Здорово, да? И я давно убедилась, что до подобных типов суровая правда жизни доходит только тогда, когда их пошлешь. Причем далеко и надолго. Исключительно нецензурно. А что делать? Нормальных слов они не понимают. А у меня с русским матом напряженка. И посылаю я их только после большого напряга, переступив через себя. Причем после этого у меня настроение портится основательно и надолго. А вот у них, наоборот, улучшается.
Мне после моей отповеди, популярно до него донесенной, один тип так и сказал:
– А чего резину столько времени тянула, мозги мне парила?
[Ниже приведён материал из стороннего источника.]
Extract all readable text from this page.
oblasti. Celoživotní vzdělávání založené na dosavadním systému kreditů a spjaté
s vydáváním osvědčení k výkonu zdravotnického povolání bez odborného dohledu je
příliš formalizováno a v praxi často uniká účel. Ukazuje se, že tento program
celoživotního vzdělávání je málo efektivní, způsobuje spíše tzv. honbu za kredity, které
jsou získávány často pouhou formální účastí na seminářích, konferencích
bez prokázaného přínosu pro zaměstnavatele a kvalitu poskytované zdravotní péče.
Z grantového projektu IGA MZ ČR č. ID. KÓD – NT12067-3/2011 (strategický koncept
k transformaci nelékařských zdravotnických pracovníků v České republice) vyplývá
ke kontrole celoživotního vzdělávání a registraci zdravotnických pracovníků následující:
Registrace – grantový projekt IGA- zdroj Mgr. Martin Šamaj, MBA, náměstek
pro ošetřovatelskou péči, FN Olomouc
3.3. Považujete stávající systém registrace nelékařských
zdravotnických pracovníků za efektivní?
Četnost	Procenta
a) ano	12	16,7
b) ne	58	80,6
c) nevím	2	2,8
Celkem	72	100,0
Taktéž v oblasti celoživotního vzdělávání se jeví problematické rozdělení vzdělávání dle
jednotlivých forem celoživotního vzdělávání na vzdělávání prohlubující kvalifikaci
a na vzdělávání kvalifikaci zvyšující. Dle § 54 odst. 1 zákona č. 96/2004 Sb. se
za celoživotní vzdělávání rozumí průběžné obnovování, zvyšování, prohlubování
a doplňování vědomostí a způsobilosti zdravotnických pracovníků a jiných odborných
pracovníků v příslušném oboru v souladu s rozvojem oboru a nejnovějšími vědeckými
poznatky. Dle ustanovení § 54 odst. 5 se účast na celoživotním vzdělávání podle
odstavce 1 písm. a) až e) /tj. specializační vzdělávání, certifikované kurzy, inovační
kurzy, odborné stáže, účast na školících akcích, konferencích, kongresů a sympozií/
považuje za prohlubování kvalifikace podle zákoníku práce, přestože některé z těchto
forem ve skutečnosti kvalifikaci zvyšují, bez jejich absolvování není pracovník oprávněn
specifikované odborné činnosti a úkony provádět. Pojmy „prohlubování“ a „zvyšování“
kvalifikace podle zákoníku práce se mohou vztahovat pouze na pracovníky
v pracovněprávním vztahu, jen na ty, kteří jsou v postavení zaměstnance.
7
Так что меня мое сверхкультурное происхождение и воспитание реально напрягают. Не дают влиться в народ и общаться с людьми доступно, по-человечески. В их понимании, конечно. Но, впрочем, это мелочи. Семья у меня хорошая, но была еще лучше, когда была жива бабушка.
Она меня вырастила. Родители отдавали себя науке, карьеру строили, а мной и братом занималась бабушка. С ней было классно. Очень классно. Она не ругала, она объясняла, что в наши торопливые времена большая редкость. И для нас у нее всегда находилось время.
Как здорово было после школы сбросить с себя надоевшую школьную форму, слегка перекусить и, забравшись бабушке под крылышко, слушать ее воспоминания о нашей семье, о прошлых временах, да вообще обо всем!
Мне порой казалось, что бабушка знает все. Абсолютно все! Она была энциклопедически образованным человеком. И тоже выросла в интеллигентной семье. Или, как она говорила, в интеллектуальной, потому что слово интеллигенция слишком надуманное.
И вот бабушки больше нет. Как я буду жить без нее, не представляю. Родителям тоже придется туго – теперь все домашние хлопоты лягут на них. Я давно заметила, что бабушка в нашей семье была чем-то вроде бесплатной прислуги. Но она не жаловалась, и все домочадцы принимали это как данность.
Я ей по мере сил помогала, но, как теперь понимаю, помогала мало. Надо было больше. Теперь остается только жалеть.
Открыв калитку, подошла к нашему дому. Именно дому, а не жалкой садовой хибарке. Дело в том, что наше товарищество с самого начала, а это пятидесятые годы прошлого века, было привилегированным, и участки здесь нарезали по двадцать соток. Ну и дома строили соответственные.
Зашла в прихожку, стараясь ступать бесшумно, чтоб не потревожить родителей. Уничтожая на корню мои добрые намерения, из комнаты родителей послышался тихий мамин голос:
– Маш, это ты?
Я так же тихо ответила:
– Да, мама, спи!
И почему она без меня никогда не засыпает? Это же глупо. Ведь прекрасно знает, что ничего со мной не случится. Особенно здесь, на даче, где все друг друга знают практически с рождения.